A new layer in the human cornea—discovered by researchers at The University of Nottingham last year—plays a vital role in the structure of the tissue that controls the flow of fluid from the eye, research has shown.
The findings, published in a paper in the British Journal of Ophthalmology, could shed new light on glaucoma, a devastating disease caused by defective drainage of fluid from the eye and the world’s second leading cause of blindness.
The latest research shows that the new layer, dubbed Dua’s Layer after the academic Professor Harminder Dua who discovered it, makes an important contribution to the sieve-like meshwork, the trabecular meshwork (TM), in the periphery of the cornea.

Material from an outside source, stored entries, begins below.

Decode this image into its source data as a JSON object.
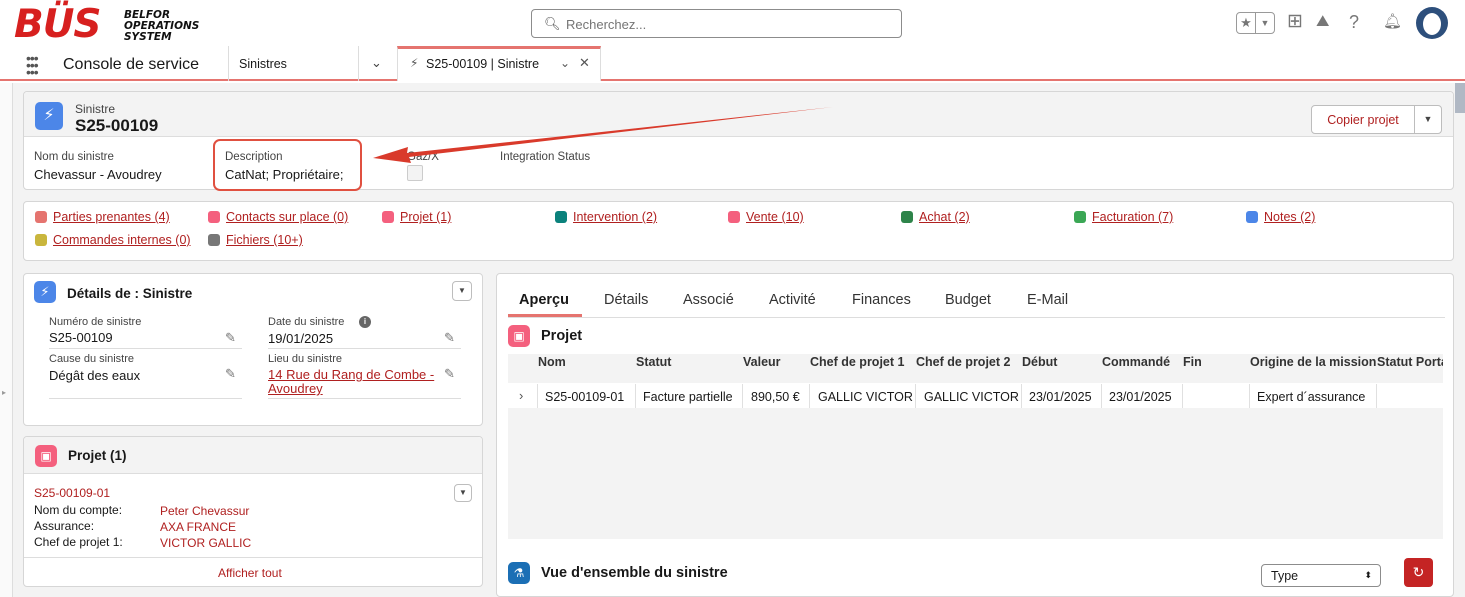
{
  "header": {
    "logo_main": "BÜS",
    "logo_sub": "BELFOR OPERATIONS SYSTEM",
    "search_placeholder": "Recherchez..."
  },
  "nav": {
    "app_name": "Console de service",
    "tabs": [
      {
        "label": "Sinistres"
      },
      {
        "label": "S25-00109 | Sinistre",
        "active": true
      }
    ]
  },
  "record": {
    "type_label": "Sinistre",
    "name": "S25-00109",
    "copy_button": "Copier projet",
    "fields": [
      {
        "label": "Nom du sinistre",
        "value": "Chevassur - Avoudrey"
      },
      {
        "label": "Description",
        "value": "CatNat; Propriétaire;"
      },
      {
        "label": "Gaz/X",
        "value": ""
      },
      {
        "label": "Integration Status",
        "value": ""
      }
    ]
  },
  "related_links": [
    {
      "label": "Parties prenantes (4)",
      "color": "#e5746f"
    },
    {
      "label": "Contacts sur place (0)",
      "color": "#f4607e"
    },
    {
      "label": "Projet (1)",
      "color": "#f4607e"
    },
    {
      "label": "Intervention (2)",
      "color": "#0b827c"
    },
    {
      "label": "Vente (10)",
      "color": "#f4607e"
    },
    {
      "label": "Achat (2)",
      "color": "#2e844a"
    },
    {
      "label": "Facturation (7)",
      "color": "#3ba755"
    },
    {
      "label": "Notes (2)",
      "color": "#4c86e8"
    },
    {
      "label": "Commandes internes (0)",
      "color": "#c9b63d"
    },
    {
      "label": "Fichiers (10+)",
      "color": "#777777"
    }
  ],
  "details": {
    "title": "Détails de : Sinistre",
    "fields": [
      {
        "label": "Numéro de sinistre",
        "value": "S25-00109"
      },
      {
        "label": "Date du sinistre",
        "value": "19/01/2025"
      },
      {
        "label": "Cause du sinistre",
        "value": "Dégât des eaux"
      },
      {
        "label": "Lieu du sinistre",
        "value": "14 Rue du Rang de Combe - Avoudrey"
      }
    ]
  },
  "projet_card": {
    "title": "Projet (1)",
    "record": "S25-00109-01",
    "rows": [
      {
        "label": "Nom du compte:",
        "value": "Peter Chevassur"
      },
      {
        "label": "Assurance:",
        "value": "AXA FRANCE"
      },
      {
        "label": "Chef de projet 1:",
        "value": "VICTOR GALLIC"
      }
    ],
    "view_all": "Afficher tout"
  },
  "right_panel": {
    "tabs": [
      "Aperçu",
      "Détails",
      "Associé",
      "Activité",
      "Finances",
      "Budget",
      "E-Mail"
    ],
    "active_tab": "Aperçu",
    "projet_title": "Projet",
    "table": {
      "headers": [
        "Nom",
        "Statut",
        "Valeur",
        "Chef de projet 1",
        "Chef de projet 2",
        "Début",
        "Commandé",
        "Fin",
        "Origine de la mission",
        "Statut Porta"
      ],
      "rows": [
        [
          "S25-00109-01",
          "Facture partielle",
          "890,50 €",
          "GALLIC VICTOR",
          "GALLIC VICTOR",
          "23/01/2025",
          "23/01/2025",
          "",
          "Expert d´assurance",
          ""
        ]
      ]
    },
    "overview_title": "Vue d'ensemble du sinistre",
    "type_select": "Type"
  }
}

The TM is a wedge-shaped band of tissue that extends along the circumference of the angle of the anterior chamber of the eye. It is made of beams of collagen wrapped in a basement membrane to which trabecular cells and endothelial cells attach. The beams branch out randomly to form a ‘meshwork’.
Optic nerve damage
Pressure within the eye is maintained by the balance of aqueous fluid production by eye tissue called the ciliary body and drainage principally through the TM to the canal of Schlemm, a circular channel in the angle of the eye.
Defective drainage through the TM is an important cause of glaucoma, a condition that leads to raised pressure in the eye that can permanently affect sight. Around 1 to 2% of the world’s population yearly have chronic glaucoma and globally around 45 million people have open angle glaucoma which can permanently damage the optic nerve—10% of whom are blind.
The latest research by Professor Dua and colleagues in Academic Ophthalmology at The University of Nottingham sheds new light on the basic anatomy of Dua’s Layer, which is just 15 microns thick but incredibly tough. Comprised of thin plates of collagen, it sits at the back of the cornea between the corneal stroma and Descemet’s membrane.
By examining human donor eyes using electron microscopy, the researchers were able to look at Dua’s Layer beyond the central part of the cornea to shed more light on its features at the extreme periphery of the cornea. They discovered that the collagen fibers of Dua’s Layer also branch out to form a meshwork and that the core of TM is in fact an extension of Dua’s Layer.
It is hoped the discovery will offer new clues on why the drainage system malfunctions in the eyes of some people, leading to high pressure.
Professor Dua said: “Many surgeons who perform lamellar corneal transplant recognise this layer as an important part of the surgical anatomy of the cornea. This new finding resulting from a study of the microanatomy of the periphery of the layer could have significance beyond corneal surgery.”